A bot on the dating app Tinder directed men to flirt with one another, in the belief they were communicating with a woman.

According to reports, a developer was able to manipulate Tinder’s application program interface (API) to create a bot that appeared to be a woman, but which would relay messages between men who had liked ‘her’ profile picture and initiated a conversation with it. “Tinder makes it surprisingly easy to bot their system,” the programmer, described as ‘Patrick’, told The Verge. “As long as you have a Facebook authentication token, you can behave as a robot as if you were a person.” He monitored the ensuing conversations and stepped in if it looked like the men were arranging to meet in real life.

Like many popular apps, Tinder has seen its private, internal API replicated and used by third parties to create bots.
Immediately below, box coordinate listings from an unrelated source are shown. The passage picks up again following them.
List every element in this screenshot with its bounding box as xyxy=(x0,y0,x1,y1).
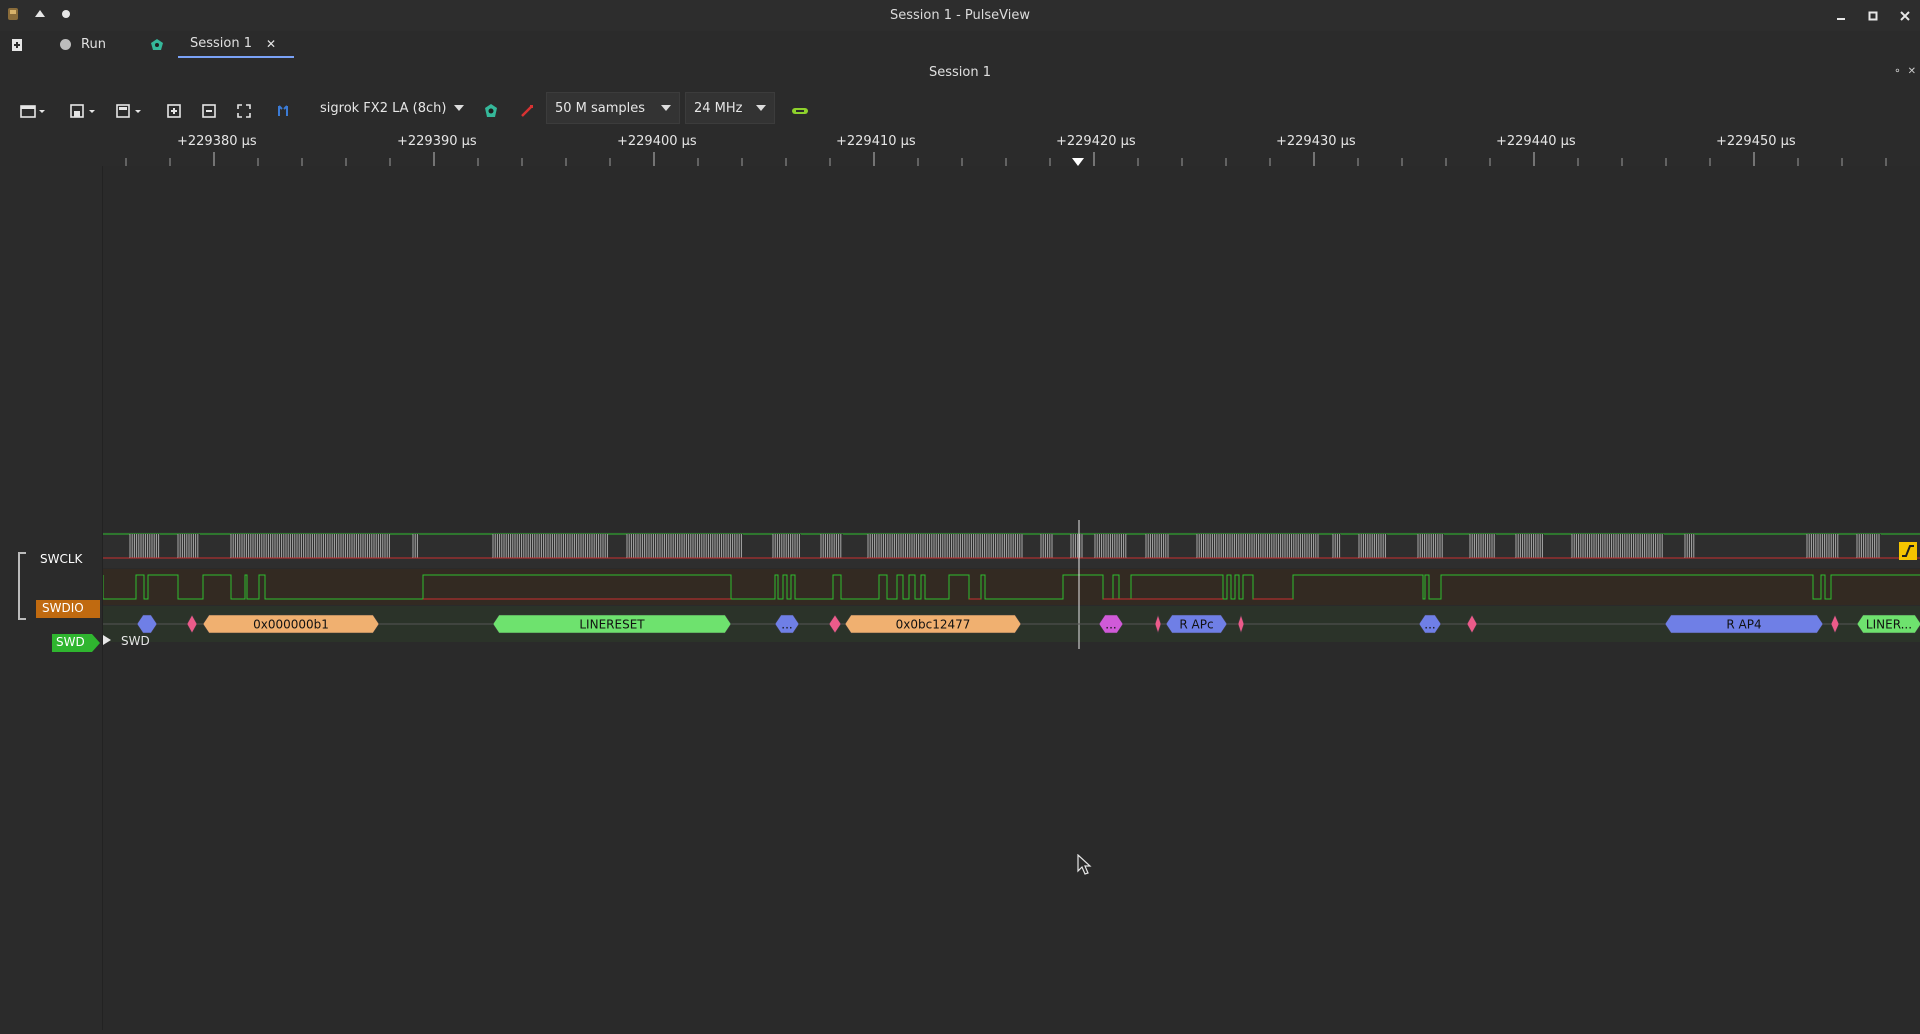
decoder-annotation-text: ... xyxy=(781,618,792,632)
swclk-edges xyxy=(626,534,742,558)
ruler-label: +229430 µs xyxy=(1276,134,1356,149)
signal-traces: 0x000000b1 LINERESET... 0x0bc12477... R APc… xyxy=(103,520,1920,649)
swclk-edges xyxy=(772,534,800,558)
decoder-annotation-text: ... xyxy=(1424,618,1435,632)
new-session-icon[interactable] xyxy=(10,31,24,58)
decoder-annotation[interactable] xyxy=(186,614,198,634)
device-label: sigrok FX2 LA (8ch) xyxy=(320,100,447,116)
open-icon[interactable] xyxy=(18,96,48,126)
ruler-label: +229440 µs xyxy=(1496,134,1576,149)
cursor-icon[interactable] xyxy=(272,96,294,126)
ruler-label: +229450 µs xyxy=(1716,134,1796,149)
decoder-annotation-text: LINER... xyxy=(1866,618,1912,632)
run-status-icon xyxy=(60,39,71,50)
decoder-annotation-text: R AP4 xyxy=(1726,618,1761,632)
title-bar: Session 1 - PulseView xyxy=(0,0,1920,31)
zoom-in-icon[interactable] xyxy=(164,96,184,126)
maximize-icon[interactable] xyxy=(1864,7,1882,25)
channel-tag-swdio[interactable]: SWDIO xyxy=(36,600,100,618)
swclk-edges xyxy=(492,534,608,558)
chevron-down-icon xyxy=(454,105,464,111)
close-dock-icon[interactable]: ✕ xyxy=(1908,66,1916,77)
ruler-label: +229390 µs xyxy=(397,134,477,149)
window-controls xyxy=(1832,0,1914,31)
decoder-icon[interactable] xyxy=(788,96,812,126)
decoder-annotation[interactable] xyxy=(828,614,842,634)
swclk-edges xyxy=(1515,534,1543,558)
decoder-annotation[interactable] xyxy=(1466,614,1478,634)
cursor-marker-icon[interactable] xyxy=(1072,158,1084,166)
zoom-fit-icon[interactable] xyxy=(234,96,254,126)
device-config-icon[interactable] xyxy=(480,96,502,126)
decoder-row-label: SWD xyxy=(121,634,150,648)
window-title: Session 1 - PulseView xyxy=(889,8,1031,23)
decoder-annotation[interactable] xyxy=(1830,614,1840,634)
run-button[interactable]: Run xyxy=(60,31,106,58)
tab-bar: Run Session 1 ✕ xyxy=(0,31,1920,59)
decoder-annotation-text: 0x0bc12477 xyxy=(896,618,971,632)
save-as-icon[interactable] xyxy=(114,96,144,126)
decoder-annotation[interactable] xyxy=(1237,614,1245,634)
tab-session-label: Session 1 xyxy=(190,36,253,51)
samples-selector[interactable]: 50 M samples xyxy=(546,92,680,124)
swdio-trace xyxy=(103,574,1920,600)
mouse-pointer-icon xyxy=(1077,854,1092,875)
minimize-icon[interactable] xyxy=(1832,7,1850,25)
session-dock-header: Session 1 ⚬ ✕ xyxy=(0,58,1920,88)
samplerate-label: 24 MHz xyxy=(694,100,743,116)
ruler-ticks xyxy=(125,152,1887,166)
ruler-label: +229410 µs xyxy=(836,134,916,149)
channel-headers: SWCLK SWDIO SWD xyxy=(0,166,102,1030)
session-title: Session 1 xyxy=(928,65,991,80)
samples-label: 50 M samples xyxy=(555,100,646,116)
decoder-annotation[interactable] xyxy=(1154,614,1162,634)
decoder-annotation-text: LINERESET xyxy=(579,618,645,632)
decoder-annotation-text: 0x000000b1 xyxy=(253,618,329,632)
swclk-burst-bg xyxy=(413,534,419,558)
swclk-edges xyxy=(1806,534,1839,558)
decoder-annotation-text: ... xyxy=(1105,618,1116,632)
swclk-edges xyxy=(230,534,390,558)
samplerate-selector[interactable]: 24 MHz xyxy=(685,92,775,124)
ruler-label: +229420 µs xyxy=(1056,134,1136,149)
device-selector[interactable]: sigrok FX2 LA (8ch) xyxy=(312,92,472,124)
close-window-icon[interactable] xyxy=(1896,7,1914,25)
close-tab-icon[interactable]: ✕ xyxy=(266,37,276,51)
trace-view[interactable]: 0x000000b1 LINERESET... 0x0bc12477... R APc… xyxy=(102,166,1920,1030)
chevron-down-icon xyxy=(756,105,766,111)
probe-icon[interactable] xyxy=(516,96,538,126)
ruler-label: +229400 µs xyxy=(617,134,697,149)
swclk-edges xyxy=(1094,534,1127,558)
zoom-out-icon[interactable] xyxy=(199,96,219,126)
ruler-label: +229380 µs xyxy=(177,134,257,149)
channel-label-swdio: SWDIO xyxy=(42,601,84,615)
decoder-label: SWD xyxy=(56,635,85,649)
swclk-burst-bg xyxy=(1857,534,1881,558)
decoder-annotation[interactable] xyxy=(136,614,158,634)
session-device-icon[interactable] xyxy=(150,31,164,58)
expand-row-icon[interactable] xyxy=(103,635,111,645)
chevron-down-icon xyxy=(661,105,671,111)
channel-group-bracket xyxy=(18,552,26,620)
swclk-edges xyxy=(1358,534,1386,558)
tab-session-1[interactable]: Session 1 ✕ xyxy=(178,31,294,58)
trigger-edge-icon[interactable] xyxy=(1899,542,1917,560)
float-dock-icon[interactable]: ⚬ xyxy=(1893,66,1901,77)
channel-label-swclk[interactable]: SWCLK xyxy=(34,551,88,567)
decoder-annotation-text: R APc xyxy=(1179,618,1213,632)
decoder-tag-swd[interactable]: SWD xyxy=(52,634,100,652)
run-label: Run xyxy=(81,37,106,52)
save-icon[interactable] xyxy=(68,96,98,126)
time-ruler[interactable]: +229380 µs +229390 µs +229400 µs +229410… xyxy=(102,130,1920,166)
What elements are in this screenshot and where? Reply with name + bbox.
In many cases, these bots initiate automated chats (using generic, pre-typed responses) to lure users into engaging with paid products and services. Security firms such as Symantec have documented such issues for several years. One developer, Justin Long, built an application that constructed facial models based on those photos a user had previously ‘liked’ or ‘disliked’, and then automatically initiated conversations with those that fit the facial profile.

The bots pose a business risk to Tinder. If human users find themselves wasting time talking to bots, they are likely to lose interest in the app. In order to prevent either bots or humans from automatically ‘liking’ every image they come across, on 12 March the company announced an algorithm that limited the number of ‘likes’ a user can apply within a 12 hour period.  In a blog post, Tinder said this simple measure had led to what it called “a 52% decrease in spam bots”, which it said were one of its biggest user complaints. However, users who paid for Tinder Plus would have a higher cap on ‘likes’, it said.